Riemer, tout comme Bachmayer, était un grand amateur de vin et de femmes et se livrait à d'incroyable beuveries en compagnies d'autres SS plus jeunes. Lors d'une de ces beuveries, le 18 mai 1944, lui et 12 des SS qui lui tenaient compagnie, entrèrent dans le camp et commencèrent à tirer dans toutes les directions. Il y eut 12 morts.

Petit à petit, le camp se développa et des baraques furent construites. Le chef du bloc 19 était connu pour son sadisme. Son passe-temps favori était de forcer les prisonniers à effectuer des exercices physiques toute la nuit, et ce après une journée de travail épuisante. Après une nuit sans sommeil, les prisonniers repartaient pour le travail. En général, les malheureux qui étaient désignés pour ce bloc mourraient endéans les 10 jours. Ce système d'extermination était très apprécier par le commandant parce qu'économique. Lorsque le camp annexe de Wels fut construit, le chef du bloc 19 y fut nommé commandant...

Ebensee eut bientôt son propre crématoire. Celui-ci fut construit à l'écart des autres bâtiments, avec une énorme cheminée pointant vers le ciel.

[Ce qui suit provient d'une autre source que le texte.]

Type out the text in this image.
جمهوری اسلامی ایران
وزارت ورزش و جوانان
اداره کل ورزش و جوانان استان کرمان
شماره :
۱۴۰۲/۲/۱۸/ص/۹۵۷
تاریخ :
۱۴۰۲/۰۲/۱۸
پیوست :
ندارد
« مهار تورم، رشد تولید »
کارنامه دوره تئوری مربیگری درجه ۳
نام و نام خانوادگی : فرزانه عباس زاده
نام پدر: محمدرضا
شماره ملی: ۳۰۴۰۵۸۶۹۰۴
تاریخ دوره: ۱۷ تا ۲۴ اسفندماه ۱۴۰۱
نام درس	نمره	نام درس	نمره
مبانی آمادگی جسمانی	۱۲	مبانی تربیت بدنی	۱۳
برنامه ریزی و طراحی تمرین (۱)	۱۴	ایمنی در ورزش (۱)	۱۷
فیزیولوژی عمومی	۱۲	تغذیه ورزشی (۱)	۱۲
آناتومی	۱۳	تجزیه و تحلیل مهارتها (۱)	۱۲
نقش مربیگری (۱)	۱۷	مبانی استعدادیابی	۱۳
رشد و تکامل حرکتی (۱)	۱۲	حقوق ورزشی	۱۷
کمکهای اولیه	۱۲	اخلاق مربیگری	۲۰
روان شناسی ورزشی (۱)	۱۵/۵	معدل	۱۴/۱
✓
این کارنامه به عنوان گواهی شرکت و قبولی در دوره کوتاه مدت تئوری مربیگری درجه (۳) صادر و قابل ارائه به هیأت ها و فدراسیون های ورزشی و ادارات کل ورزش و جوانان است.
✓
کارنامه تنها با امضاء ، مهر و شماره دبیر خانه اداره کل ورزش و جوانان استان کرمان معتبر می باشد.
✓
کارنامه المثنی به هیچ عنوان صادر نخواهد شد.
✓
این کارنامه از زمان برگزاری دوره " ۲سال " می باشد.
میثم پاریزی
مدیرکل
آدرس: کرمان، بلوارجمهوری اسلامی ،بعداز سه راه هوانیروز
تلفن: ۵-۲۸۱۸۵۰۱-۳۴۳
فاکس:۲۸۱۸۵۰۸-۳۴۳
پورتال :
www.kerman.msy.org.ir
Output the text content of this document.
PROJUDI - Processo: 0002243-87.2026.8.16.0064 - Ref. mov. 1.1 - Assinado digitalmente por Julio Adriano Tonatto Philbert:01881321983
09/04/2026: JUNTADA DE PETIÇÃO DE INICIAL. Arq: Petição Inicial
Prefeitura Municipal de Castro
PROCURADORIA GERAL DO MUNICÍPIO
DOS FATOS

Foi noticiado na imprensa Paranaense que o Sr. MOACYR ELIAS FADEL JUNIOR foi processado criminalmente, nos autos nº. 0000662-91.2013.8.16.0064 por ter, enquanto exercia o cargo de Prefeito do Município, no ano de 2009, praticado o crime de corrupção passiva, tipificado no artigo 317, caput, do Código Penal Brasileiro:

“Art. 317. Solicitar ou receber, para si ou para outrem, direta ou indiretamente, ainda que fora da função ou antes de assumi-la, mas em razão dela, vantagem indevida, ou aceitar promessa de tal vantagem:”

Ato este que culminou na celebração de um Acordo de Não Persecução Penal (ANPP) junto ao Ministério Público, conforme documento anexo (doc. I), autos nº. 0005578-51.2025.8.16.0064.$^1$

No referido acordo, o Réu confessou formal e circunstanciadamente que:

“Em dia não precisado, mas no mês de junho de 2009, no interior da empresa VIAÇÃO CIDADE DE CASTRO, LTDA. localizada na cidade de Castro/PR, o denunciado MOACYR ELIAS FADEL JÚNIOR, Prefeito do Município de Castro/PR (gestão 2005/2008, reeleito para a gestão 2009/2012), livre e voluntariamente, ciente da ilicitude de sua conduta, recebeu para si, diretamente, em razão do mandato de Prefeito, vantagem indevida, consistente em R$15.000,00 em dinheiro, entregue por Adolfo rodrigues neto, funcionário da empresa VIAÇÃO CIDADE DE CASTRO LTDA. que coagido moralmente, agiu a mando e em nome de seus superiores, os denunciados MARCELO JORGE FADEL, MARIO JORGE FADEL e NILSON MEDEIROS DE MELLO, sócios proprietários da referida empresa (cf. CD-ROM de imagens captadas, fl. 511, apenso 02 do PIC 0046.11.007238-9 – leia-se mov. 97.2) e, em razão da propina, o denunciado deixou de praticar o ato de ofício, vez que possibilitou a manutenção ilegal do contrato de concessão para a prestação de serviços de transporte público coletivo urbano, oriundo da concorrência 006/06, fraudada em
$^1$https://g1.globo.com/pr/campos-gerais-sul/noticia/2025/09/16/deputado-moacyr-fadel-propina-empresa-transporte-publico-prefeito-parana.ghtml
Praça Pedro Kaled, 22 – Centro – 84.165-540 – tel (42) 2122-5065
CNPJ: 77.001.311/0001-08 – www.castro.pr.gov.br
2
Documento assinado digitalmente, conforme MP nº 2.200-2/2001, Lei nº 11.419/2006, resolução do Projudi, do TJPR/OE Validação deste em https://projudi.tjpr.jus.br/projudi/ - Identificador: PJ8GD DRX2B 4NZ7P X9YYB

Le bloc 23 était comparable au "Bahnhof" à Gusen ou au "Russenlager" à Mauthausen: morts et vivants étaient entassés dans les baraques. A l'apogée du camp, près de 600 prisonniers s'entassaient à même le sol dans les baraques.

Avec l'arrivée de la fin de la guerre et les évacuations forcées des déportés, une énorme pression fut exercée sur l'ensemble des camps dépendant de Mauthausen. Les 25 baraques d'Ebensee avaient été conçues pour abriter 100 prisonniers. Bientôt, chacune d'elles abritèrent 750 hommes. A ce nombre, il faut encore ajouter les prisonniers confinés dans les tunnels ou ceux forcés de rester en plein air. Le crématoire était incapable de brûler les cadavres et les corps furent bientôt entassés entres les baraques. Dans les dernières semaines de la guerre, le taux de mortalité avoisinait 350 morts par jours.


Ebensee à la libération le 9 mai 1945.

Bientôt une énorme tranchée fut creusée afin d'y enterrer les morts. En un seul jour d'avril 1945, on retira 80 morts du bloc 23. A cette même période, la population du camp atteignait 18.000 prisonniers.

Les troupes américaines libérèrent le camp le 9 mai 1945. Le 19 mai 1945, Bachmayer se suicida après avoir tué toute sa famille. Riemer parvint à s'échapper.